Gezi Parkı davasında 18 yıl hapse mahkum edilerek tutuklanan avukat Can Atalay’ın yakınları Maçka Parkı’nda bir araya gelerek Atalay’a doğum günü mesajı gönderdi.

Gezi Parkı davasında ‘Anayasal düzeni ortadan kaldırmaya teşebbüs’ suçlamasıyla 25 Nisan 2022’de açıklanan hükümle birlikte tutuklanan avukat Can Atalay’ın doğumgünü için yakınları Maçka Parkı’nda bir araya gelerek mesaj gönderdi.

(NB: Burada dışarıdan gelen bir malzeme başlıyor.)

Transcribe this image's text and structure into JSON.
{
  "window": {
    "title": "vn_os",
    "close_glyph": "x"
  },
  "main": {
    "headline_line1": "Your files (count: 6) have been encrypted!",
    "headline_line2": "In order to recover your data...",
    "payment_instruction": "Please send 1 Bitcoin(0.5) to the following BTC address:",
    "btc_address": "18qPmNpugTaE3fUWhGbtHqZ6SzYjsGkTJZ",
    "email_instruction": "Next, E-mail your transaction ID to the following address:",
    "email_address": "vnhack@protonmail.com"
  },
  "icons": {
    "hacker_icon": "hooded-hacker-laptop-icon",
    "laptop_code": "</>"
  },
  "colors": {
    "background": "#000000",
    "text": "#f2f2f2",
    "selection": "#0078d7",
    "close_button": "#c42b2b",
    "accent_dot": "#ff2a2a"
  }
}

Atalay’ın yakınları “Sen bizim Can’ımızsın İyi ki Doğdun” ve “Her felaketin haklı çıkardığı, doğayı, bilimi ve meslek etiğini savunan Gezi tutsaklarına selam olsun” pankartlarıyla Silivri Cezaevi’nde tutulan Atalay ve Gezi Parkı davasının diğer tutuklularına mesaj gönderdi.
Ne olmuştu?
Gezi Parkı eylemlerinden sonra Taksim Dayanışması bileşenleri hakkında ilk dava 2014 yılında açılmıştı. Bu davada Mücella Yapıcı ve Ali Çerkezoğlu’nun da aralarında yer aldığı beş kişiye ‘suç örgütü lideri olmak‘ ve ‘Toplantı ve Gösteri Yürüyüşleri Kanunu’na muhalefet etmek‘ suçlamaları yöneltilmişti. Nisan 2015’teki yargılama sonunda bütün sanıklar beraat etti, hâkim Taksim Dayanışması’nın eylemlerini ‘ifade özgürlüğü‘ olarak değerlendirdi.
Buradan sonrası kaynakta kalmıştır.